Solarwatt Shifts Strategy and Halts Production in Dresden

/ Solar Energy, Solarwatt, Dresden, Industry Trends, Economy

Strategic Shift for Solarwatt

In a pivotal move announced during a press conference, Solarwatt, a renowned player in the solar energy sector, has decided to halt its module and battery storage production at its Dresden facility. This decision, made in late 2023, reflects the pressing need for the company to adapt to the current economic landscape, primarily due to unsustainable production costs in Europe driven by intense pricing competition from China.

Conclusion of Local Production

Following the challenging market conditions, Solarwatt confirmed that it ceased manufacturing solar modules earlier in the year, with plans to wind down battery production by the end of 2024. The company will now rely on contract manufacturers in Asia for producing its solar products, including modules, batteries, and inverters, effectively marking a significant shift in its operational strategy.

Workforce Reduction

Aligned with the production closures, Solarwatt is also implementing substantial job cuts. By 2025, the workforce, which currently stands at 850 employees, is expected to be reduced to approximately 350, resulting in around 500 layoffs. The company cites the closure of its production facilities as a primary reason for these drastic measures, although it also anticipates further job losses across various departments.

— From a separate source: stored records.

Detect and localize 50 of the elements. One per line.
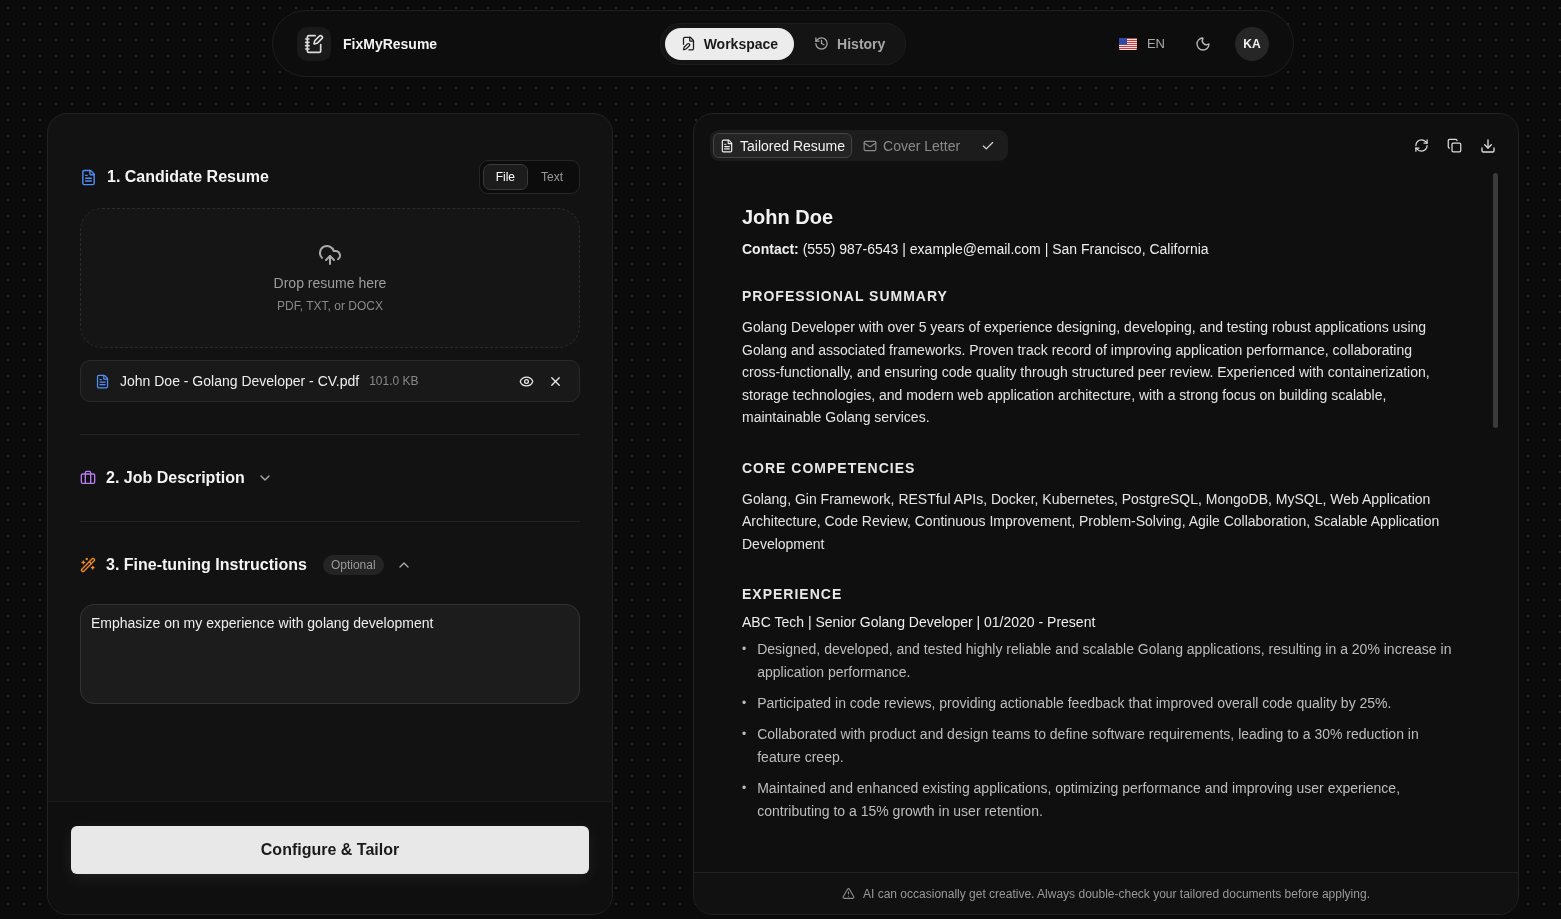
- document-icon: [80, 168, 97, 186]
- logo-icon: [297, 26, 331, 61]
- section-text: Golang Developer with over 5 years of experience designing, developing, and testing robust applications using Golang and associated frameworks. Proven track record of improving application performance, collaborating cross-functionally, and ensuring code quality through structured peer review. Experienced with containerization, storage technologies, and modern web application architecture, with a strong focus on building scalable, maintainable Golang services.: [742, 318, 1431, 427]
- file-size: 101.0 KB: [369, 374, 420, 388]
- brand-name: FixMyResume: [343, 35, 438, 52]
- candidate-name: John Doe: [742, 206, 835, 229]
- contact-line: Contact: (555) 987-6543 | example@email.com | San Francisco, California: [742, 241, 1210, 257]
- briefcase-icon: [80, 470, 96, 486]
- section-title: 1. Candidate Resume: [107, 168, 269, 186]
- nav-tab[interactable]: Workspace: [664, 27, 795, 60]
- language-button[interactable]: EN: [1112, 35, 1171, 52]
- tailor-button[interactable]: Configure & Tailor: [71, 826, 589, 874]
- achievement-item: Collaborated with product and design teams to define software requirements, leading to a 30% reduction in feature creep.: [757, 725, 1420, 767]
- section-title: 2. Job Description: [106, 469, 245, 487]
- drop-title: Drop resume here: [273, 275, 387, 291]
- achievement-item: Participated in code reviews, providing actionable feedback that improved overall code quality by 25%.: [757, 694, 1393, 713]
- section-heading: CORE COMPETENCIES: [742, 459, 917, 476]
- mail-icon: [863, 138, 878, 153]
- achievement-item: Designed, developed, and tested highly reliable and scalable Golang applications, resulting in a 20% increase in application performance.: [757, 640, 1453, 682]
- preview-tab[interactable]: Tailored Resume: [713, 133, 853, 158]
- instructions-field[interactable]: Emphasize on my experience with golang development: [80, 604, 580, 704]
- mode-tab[interactable]: Text: [528, 164, 576, 190]
- job-role: ABC Tech | Senior Golang Developer | 01/2020 - Present: [742, 614, 1097, 630]
- section-text: Golang, Gin Framework, RESTful APIs, Docker, Kubernetes, PostgreSQL, MongoDB, MySQL, Web Application Architecture, Code Review, Continuous Improvement, Problem-Solving, Agile Collaboration, Scalable Application Development: [742, 489, 1441, 554]
- file-pen-icon: [680, 36, 696, 51]
- drop-hint: PDF, TXT, or DOCX: [277, 299, 383, 313]
- file-name: John Doe - Golang Developer - CV.pdf: [120, 373, 360, 389]
- section-heading: PROFESSIONAL SUMMARY: [742, 288, 949, 304]
- optional-badge: Optional: [322, 555, 384, 575]
- bullet-marker: •: [742, 726, 747, 743]
- achievement-item: Maintained and enhanced existing applications, optimizing performance and improving user experience, contributing to a 15% growth in user retention.: [757, 779, 1402, 821]
- scrollbar[interactable]: [1493, 173, 1498, 428]
- user-avatar[interactable]: KA: [1235, 26, 1269, 61]
- magic-wand-icon: [80, 557, 96, 573]
- document-icon: [95, 373, 110, 389]
- history-icon: [814, 36, 830, 51]
- warning-icon: [842, 887, 855, 900]
- drop-zone[interactable]: Drop resume here PDF, TXT, or DOCX: [80, 208, 580, 348]
- bullet-marker: •: [742, 641, 747, 658]
- preview-tab[interactable]: Cover Letter: [856, 133, 968, 158]
- bullet-marker: •: [742, 695, 747, 712]
- bullet-marker: •: [742, 780, 747, 797]
- disclaimer-text: AI can occasionally get creative. Always double-check your tailored documents before applying.: [863, 886, 1370, 901]
- section-heading: EXPERIENCE: [742, 586, 844, 602]
- mode-tab[interactable]: File: [482, 164, 528, 190]
- nav-tab[interactable]: History: [798, 27, 902, 60]
- section-title: 3. Fine-tuning Instructions: [106, 556, 307, 574]
- document-icon: [720, 138, 734, 153]
- flag-icon: [1118, 37, 1137, 50]
- upload-icon: [318, 243, 342, 267]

Transition to Full-Service Provider

The new strategy positions Solarwatt as a comprehensive provider of private energy solutions under the “Solarwatt Home” brand. Customers can expect bundled offerings including photovoltaic (PV) systems equipped with battery storage and inverters, wall boxes for electric vehicles, heat pumps, and an energy management system to optimize production and consumption. This initiative includes collaborations with reputable partners, such as Stiebel Eltron for heat pumps and Kiwi Grid for energy management.

Market Challenges

Solarwatt's shift comes amid challenging economic conditions for the solar industry in Germany. The competition from affordable solar hardware sourced from overseas has put immense pressure on local manufacturers. The struggles faced by leading companies like Meyer Burger, which closed their significant European manufacturing site, further illustrate the difficulties within the sector. Reports have surfaced about multiple firms facing layoffs or even insolvency, including installation companies like Wegatech.

Experts suggest that the recent decline in demand for PV systems, particularly for installations under 30 kilowatts, highlights a broader issue in the market as new competitors flood the scene with over 5,000 new installation firms entering the market in the past few years. As the industry grapples with stagnation, falling market prices exacerbate the downward pressure on revenues.

This shift in Solarwatt's strategy not only signifies changes for the company but also reflects broader trends influencing the solar energy market in Europe.